The amount of PC used in the construction industry is second only to PVC. Other markets include medical products, toys, portable tools, and photographic and sporting equipment, especially in applications where low-temperature impact strength is important.

PC part design tips

  • Wall thicknesses of .012 to more than 1 inch have been molded with PC. However, a minimum of .050 inch and a maximum of .375 inch are recommended, with .125 inch being ideal. Flow lengths of 2 inches with a .030-inch thickness and a 16-inch flow can be achieved with a .125-inch wall. With proper blending, wall thickness variations can be as much as 25%. At thicknesses somewhere between .140 and .160 inch, PC’s room temperature notched Izod impact strength declines with a change from a ductile to a brittle type of failure.

  • Radiusing corners improves melt flow and allows notch-sensitive PC to develop its impressive impact strength. An inside corner radius of 60% of the part’s wall thickness is ideal. The absolute minimum is .020 inch.

  • Molding draft angles of ½° to 1° per side will suffice for most PC parts, but there are exceptions.
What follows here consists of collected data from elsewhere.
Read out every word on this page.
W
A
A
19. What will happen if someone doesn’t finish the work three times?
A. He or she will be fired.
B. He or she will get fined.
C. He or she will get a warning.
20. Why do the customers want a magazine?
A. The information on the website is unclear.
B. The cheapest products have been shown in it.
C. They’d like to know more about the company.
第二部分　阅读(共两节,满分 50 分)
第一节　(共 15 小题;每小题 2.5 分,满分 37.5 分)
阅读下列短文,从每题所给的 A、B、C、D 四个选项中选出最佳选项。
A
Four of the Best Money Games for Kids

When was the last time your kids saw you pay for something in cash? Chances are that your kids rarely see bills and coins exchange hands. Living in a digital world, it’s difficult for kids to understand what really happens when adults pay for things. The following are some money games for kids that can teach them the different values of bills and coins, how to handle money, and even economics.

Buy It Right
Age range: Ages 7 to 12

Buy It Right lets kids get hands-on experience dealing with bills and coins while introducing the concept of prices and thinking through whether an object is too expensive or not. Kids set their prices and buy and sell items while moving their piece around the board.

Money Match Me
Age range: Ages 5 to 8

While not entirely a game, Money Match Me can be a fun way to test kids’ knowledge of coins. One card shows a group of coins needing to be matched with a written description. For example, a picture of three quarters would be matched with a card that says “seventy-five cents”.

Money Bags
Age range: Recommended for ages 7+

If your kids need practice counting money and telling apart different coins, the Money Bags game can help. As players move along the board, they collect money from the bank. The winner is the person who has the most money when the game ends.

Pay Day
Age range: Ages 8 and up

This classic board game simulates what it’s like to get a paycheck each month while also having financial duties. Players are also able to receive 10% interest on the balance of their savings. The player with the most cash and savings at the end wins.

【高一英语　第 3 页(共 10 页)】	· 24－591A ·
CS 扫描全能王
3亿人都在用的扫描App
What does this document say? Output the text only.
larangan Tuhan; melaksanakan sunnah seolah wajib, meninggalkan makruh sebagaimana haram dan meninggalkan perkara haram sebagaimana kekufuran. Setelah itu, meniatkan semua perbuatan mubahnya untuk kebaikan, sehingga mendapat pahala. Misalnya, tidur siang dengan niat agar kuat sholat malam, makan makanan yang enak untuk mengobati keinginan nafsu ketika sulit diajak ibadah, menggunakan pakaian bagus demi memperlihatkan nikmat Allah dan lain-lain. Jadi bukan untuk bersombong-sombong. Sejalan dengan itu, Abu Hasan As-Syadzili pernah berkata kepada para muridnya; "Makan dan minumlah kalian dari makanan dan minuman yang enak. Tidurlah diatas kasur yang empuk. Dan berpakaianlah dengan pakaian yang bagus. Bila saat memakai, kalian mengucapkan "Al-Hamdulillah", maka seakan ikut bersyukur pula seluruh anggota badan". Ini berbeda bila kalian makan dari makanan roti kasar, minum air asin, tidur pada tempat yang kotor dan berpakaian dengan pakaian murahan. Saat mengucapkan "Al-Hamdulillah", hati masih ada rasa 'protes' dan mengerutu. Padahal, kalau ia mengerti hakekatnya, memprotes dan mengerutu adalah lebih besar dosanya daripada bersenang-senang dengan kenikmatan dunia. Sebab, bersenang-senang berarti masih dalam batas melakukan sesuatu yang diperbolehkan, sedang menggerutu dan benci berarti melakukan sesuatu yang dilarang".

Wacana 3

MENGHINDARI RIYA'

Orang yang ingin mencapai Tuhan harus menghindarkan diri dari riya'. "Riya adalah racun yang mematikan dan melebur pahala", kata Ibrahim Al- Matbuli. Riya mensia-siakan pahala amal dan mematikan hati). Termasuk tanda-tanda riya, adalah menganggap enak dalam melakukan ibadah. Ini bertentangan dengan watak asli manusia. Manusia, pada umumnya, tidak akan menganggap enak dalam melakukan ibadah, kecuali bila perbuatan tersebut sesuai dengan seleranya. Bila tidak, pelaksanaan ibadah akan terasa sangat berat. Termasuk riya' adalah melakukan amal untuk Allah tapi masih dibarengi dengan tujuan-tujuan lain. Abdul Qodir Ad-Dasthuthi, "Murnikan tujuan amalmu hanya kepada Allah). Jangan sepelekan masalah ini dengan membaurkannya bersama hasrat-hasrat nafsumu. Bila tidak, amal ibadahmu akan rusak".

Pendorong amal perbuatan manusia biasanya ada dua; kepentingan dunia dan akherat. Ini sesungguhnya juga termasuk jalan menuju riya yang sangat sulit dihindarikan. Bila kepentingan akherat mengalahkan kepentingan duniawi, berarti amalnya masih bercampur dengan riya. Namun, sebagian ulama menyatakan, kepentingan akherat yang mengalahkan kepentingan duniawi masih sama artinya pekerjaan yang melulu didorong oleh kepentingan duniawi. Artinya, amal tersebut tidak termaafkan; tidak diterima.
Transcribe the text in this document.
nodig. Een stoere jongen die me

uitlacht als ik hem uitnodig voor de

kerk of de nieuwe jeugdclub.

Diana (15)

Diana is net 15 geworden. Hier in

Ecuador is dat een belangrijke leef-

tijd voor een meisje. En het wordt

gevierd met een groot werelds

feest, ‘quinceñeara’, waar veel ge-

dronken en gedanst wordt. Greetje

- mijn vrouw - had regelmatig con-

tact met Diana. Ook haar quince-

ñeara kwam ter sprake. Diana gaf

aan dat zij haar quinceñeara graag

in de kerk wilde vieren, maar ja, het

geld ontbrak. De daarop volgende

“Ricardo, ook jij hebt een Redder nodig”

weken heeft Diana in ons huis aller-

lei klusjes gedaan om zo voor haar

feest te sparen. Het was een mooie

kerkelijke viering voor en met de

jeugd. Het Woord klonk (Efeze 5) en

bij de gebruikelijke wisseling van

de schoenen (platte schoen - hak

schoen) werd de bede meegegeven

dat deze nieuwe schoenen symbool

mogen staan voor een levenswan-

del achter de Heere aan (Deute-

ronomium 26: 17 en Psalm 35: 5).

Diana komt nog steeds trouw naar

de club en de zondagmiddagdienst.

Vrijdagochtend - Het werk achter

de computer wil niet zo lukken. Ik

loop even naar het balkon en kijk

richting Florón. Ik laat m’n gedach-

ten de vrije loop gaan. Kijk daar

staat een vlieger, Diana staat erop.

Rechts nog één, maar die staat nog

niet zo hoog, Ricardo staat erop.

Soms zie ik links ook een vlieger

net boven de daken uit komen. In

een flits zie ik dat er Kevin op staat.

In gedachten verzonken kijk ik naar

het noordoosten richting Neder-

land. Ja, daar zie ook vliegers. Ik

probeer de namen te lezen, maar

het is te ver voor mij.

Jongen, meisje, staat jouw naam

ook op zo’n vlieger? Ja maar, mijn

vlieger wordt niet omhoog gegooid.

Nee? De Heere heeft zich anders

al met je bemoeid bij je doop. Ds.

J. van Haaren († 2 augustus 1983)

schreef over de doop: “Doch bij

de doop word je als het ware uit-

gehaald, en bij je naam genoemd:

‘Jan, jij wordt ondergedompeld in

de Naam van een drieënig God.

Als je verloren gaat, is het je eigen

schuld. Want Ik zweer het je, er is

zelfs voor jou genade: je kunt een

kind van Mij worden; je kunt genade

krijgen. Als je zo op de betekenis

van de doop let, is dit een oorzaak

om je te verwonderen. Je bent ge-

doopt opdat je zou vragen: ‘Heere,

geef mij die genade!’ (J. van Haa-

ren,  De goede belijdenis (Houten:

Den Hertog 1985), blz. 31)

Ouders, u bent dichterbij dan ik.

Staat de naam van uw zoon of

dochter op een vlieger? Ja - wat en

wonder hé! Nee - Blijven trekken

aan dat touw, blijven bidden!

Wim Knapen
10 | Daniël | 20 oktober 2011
  • Projections of all types are molded with PC. In order to avoid sink marks and molded-in stress, the thickness of projections should be limited to a maximum of 60% of the part’s wall thickness.

  • Depressions, or holes, create weldlines. Acceptable appearance and tensile strength retention of 99% can be achieved with proper molding conditions. Glass-fiber-reinforced PC can suffer a loss of 35% to 45% of its tensile strength at weldlines. Holes require standard molding draft and corner radius considerations. Limiting the depth of holes to two to three times the thickness of the core pin eliminates pin deflection.

  • Tolerances on PC parts can be as small as ±.0025 inch on a .125-inch-thick, 1-inch-long part. A standard, less-costly tolerance on the same part would be ±.004 inch. This amorphous material, which shrinks uniformly parallel and perpendicular to the direction of flow, is frequently specified for precision parts requiring a minimum allowable warpage.